Bu insanlara sosyal bilinci, sağlık bilincini, insan olabilmenin bilincini bazı şeylerden korkmadan verebilmeniz lazım. Koruyucu hekimlik için tüm fedakârlıkları yapmanız lazım.
Hasta olmadan, hastalıklardan korunmayı öğretmeniz lazım. Bu da bu ülkede yaşayıp eğitimli ve kendine aydın diyen insanların doğruları halkıyla paylaşmasından geçer. Halkıyla doğruları paylaşamayan insanlara da aydın denemez.
Sizinle geçmişte bir ekmeğini, bir yumurtasını paylaşan bu insanlar için değmez mi? Siyaset yapanlara da sesleniyorum. Siyaset halka hizmet için bir araç ise bu hizmeti bir ibadet gibi yapmayı deneyin. Biliyoruz ki halka hizmet, hakka hizmet demektir. Aldığınız her bir oyun bir kul hakkı olduğunu unutmayın. Kulun ekmeğini de, sağlığını da koruyun. Ülkenizin öncelikleri sizin kişisel çıkarlarınızın önünde olsun.
Düşünün ki; 50 sene, 60 sene sonra hiçbiriniz, ne makamlarınız, ne makam arabalarınız, ne koltuklarınız, ne de sadece size hizmet eden adamlarınız olacak. 100 sene sonra da bu dünyada yaşayan 6,5 milyar insanın hiç biri olmayacak. Sevgileri de, öfkeleri de, kırgınlıkları da, iyilikleri de, kötülükleri de...

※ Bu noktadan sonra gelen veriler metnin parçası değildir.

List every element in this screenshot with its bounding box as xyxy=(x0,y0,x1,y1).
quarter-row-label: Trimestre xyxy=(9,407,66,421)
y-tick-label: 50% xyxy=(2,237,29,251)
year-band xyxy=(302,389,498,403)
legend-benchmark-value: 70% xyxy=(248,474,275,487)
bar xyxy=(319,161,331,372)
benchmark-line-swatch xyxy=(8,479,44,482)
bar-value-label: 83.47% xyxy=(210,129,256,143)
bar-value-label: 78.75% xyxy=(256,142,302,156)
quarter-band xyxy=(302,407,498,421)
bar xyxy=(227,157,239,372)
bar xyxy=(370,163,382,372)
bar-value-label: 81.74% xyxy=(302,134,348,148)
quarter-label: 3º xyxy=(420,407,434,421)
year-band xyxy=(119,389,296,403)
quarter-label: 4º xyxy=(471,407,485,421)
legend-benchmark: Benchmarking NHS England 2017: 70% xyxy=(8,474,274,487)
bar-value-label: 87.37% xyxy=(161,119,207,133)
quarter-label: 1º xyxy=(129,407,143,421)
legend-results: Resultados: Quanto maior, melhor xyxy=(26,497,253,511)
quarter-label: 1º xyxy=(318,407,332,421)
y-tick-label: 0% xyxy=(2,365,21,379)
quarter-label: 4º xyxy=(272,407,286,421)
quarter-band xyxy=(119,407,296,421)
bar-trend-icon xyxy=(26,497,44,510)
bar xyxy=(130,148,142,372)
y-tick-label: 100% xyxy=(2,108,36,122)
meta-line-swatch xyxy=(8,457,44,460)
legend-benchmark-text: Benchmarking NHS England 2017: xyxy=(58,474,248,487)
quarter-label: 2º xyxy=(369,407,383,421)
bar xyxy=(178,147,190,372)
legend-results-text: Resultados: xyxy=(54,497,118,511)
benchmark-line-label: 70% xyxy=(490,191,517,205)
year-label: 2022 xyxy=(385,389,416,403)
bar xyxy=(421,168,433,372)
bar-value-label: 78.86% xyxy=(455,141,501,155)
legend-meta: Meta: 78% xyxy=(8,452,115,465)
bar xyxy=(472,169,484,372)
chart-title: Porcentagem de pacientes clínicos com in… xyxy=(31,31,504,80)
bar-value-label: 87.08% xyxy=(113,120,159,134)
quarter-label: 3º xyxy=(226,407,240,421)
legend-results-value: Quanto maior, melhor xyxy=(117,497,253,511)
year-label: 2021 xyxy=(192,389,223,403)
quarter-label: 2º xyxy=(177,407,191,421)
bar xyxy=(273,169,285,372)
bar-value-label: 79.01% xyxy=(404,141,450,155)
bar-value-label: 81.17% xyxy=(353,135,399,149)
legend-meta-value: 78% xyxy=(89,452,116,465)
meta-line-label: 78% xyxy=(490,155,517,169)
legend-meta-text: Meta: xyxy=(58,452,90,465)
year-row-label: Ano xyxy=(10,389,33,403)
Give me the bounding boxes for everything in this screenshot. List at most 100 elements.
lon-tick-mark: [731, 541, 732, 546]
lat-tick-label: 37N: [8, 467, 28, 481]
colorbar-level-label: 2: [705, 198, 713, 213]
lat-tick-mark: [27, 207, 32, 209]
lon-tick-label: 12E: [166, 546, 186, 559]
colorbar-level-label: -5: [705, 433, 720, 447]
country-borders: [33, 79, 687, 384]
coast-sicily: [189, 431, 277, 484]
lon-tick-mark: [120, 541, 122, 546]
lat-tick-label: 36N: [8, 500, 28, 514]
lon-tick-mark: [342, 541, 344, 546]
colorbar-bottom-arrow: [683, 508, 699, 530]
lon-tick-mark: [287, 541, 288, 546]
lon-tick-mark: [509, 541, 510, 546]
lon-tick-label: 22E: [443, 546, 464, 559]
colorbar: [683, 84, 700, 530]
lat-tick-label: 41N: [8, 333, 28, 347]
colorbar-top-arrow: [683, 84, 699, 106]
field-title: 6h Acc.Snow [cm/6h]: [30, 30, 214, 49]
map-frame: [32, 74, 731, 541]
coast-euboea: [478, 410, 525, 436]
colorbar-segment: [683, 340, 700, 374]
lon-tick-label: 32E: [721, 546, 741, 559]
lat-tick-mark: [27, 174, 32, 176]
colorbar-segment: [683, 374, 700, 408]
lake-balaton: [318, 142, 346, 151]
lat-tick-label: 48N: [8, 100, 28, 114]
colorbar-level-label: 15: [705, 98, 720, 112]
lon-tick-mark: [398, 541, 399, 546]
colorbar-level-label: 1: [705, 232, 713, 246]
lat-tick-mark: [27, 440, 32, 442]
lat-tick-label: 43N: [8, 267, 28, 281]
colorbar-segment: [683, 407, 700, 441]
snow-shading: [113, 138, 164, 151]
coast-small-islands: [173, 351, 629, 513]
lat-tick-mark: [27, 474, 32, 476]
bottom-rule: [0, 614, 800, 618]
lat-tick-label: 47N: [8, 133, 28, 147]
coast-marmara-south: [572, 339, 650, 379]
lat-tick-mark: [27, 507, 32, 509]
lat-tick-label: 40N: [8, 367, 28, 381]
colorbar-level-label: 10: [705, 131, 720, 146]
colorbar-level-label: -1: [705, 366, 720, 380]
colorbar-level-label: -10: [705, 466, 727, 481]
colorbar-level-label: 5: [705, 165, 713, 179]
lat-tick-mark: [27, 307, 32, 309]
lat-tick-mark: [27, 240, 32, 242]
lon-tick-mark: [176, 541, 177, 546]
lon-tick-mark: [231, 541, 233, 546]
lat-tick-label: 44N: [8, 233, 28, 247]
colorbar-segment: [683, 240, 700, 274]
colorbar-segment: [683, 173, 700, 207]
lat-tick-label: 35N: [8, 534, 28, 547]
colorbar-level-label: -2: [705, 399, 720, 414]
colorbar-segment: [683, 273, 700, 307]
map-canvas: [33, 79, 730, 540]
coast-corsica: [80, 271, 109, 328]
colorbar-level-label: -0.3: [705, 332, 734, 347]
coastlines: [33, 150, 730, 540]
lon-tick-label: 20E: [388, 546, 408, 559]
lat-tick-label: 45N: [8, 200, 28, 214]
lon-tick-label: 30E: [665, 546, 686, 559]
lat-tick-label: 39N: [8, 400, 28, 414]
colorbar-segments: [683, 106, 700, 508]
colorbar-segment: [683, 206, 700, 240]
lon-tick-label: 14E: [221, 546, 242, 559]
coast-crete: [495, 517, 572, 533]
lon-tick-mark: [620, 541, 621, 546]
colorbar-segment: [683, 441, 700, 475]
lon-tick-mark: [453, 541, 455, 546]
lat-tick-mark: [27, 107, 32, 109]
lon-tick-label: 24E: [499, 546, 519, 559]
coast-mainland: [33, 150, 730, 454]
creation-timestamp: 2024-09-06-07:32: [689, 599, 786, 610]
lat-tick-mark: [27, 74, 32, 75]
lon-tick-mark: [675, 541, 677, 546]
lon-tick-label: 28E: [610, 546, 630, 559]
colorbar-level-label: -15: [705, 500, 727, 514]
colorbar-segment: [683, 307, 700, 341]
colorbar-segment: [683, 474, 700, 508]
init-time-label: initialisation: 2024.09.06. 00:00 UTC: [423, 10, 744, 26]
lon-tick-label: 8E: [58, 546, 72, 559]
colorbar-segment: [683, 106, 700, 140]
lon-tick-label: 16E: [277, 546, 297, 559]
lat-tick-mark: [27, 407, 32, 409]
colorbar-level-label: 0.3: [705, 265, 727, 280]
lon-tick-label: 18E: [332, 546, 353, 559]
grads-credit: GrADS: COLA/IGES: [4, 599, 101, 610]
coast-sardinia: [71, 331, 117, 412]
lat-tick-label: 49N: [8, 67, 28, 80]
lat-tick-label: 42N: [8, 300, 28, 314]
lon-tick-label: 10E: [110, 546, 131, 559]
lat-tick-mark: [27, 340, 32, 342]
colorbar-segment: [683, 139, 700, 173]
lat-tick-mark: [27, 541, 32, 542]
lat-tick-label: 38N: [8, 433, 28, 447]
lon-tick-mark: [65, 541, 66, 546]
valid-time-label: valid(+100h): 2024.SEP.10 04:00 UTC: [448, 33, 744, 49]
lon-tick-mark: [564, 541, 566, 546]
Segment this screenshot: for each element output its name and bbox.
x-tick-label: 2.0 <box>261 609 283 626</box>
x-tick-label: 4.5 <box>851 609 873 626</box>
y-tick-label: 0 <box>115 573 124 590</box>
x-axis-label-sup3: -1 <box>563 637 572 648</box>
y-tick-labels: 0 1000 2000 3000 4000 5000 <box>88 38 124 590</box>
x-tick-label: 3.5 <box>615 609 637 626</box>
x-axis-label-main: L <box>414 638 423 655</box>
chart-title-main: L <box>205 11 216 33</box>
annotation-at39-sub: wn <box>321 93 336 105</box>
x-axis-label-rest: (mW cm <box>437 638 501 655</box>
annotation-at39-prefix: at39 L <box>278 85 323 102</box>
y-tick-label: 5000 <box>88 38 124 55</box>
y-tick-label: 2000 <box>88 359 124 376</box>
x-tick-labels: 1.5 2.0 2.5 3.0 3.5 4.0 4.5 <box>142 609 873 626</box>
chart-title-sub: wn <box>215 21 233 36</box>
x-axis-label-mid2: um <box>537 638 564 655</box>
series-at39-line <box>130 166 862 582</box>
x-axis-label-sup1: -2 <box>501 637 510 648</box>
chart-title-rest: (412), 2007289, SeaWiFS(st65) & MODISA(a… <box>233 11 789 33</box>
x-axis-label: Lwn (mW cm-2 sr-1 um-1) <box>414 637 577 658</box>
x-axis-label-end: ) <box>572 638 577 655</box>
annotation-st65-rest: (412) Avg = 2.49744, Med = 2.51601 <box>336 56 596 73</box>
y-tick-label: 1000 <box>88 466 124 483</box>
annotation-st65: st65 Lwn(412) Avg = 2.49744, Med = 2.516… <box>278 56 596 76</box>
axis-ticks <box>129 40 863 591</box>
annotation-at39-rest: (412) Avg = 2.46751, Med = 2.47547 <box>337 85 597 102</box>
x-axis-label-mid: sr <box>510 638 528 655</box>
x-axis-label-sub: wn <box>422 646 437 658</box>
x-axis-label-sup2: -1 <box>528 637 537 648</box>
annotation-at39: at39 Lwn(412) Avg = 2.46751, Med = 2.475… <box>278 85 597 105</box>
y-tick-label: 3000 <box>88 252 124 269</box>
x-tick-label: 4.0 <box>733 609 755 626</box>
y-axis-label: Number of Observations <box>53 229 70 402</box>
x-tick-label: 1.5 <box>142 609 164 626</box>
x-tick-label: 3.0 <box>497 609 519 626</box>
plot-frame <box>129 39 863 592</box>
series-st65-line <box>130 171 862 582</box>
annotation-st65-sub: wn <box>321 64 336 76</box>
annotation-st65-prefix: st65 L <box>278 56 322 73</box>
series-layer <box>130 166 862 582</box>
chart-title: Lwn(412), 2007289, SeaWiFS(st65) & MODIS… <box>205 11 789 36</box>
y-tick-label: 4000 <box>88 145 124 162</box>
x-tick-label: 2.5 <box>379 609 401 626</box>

Size bağışlanan hiç de uzun olmayan bu ömrü; insanca yaşayıp, insanca değerlendirip bir parçamız olan doğayı da yok etmeden, yaşamınızı anlamlı kılın.
Ben varım, siz de var mısınız?
“Kulağı duymayanlara sağır denir, asıl sağırlar kendi vicdanının sesini duymayanlardır.”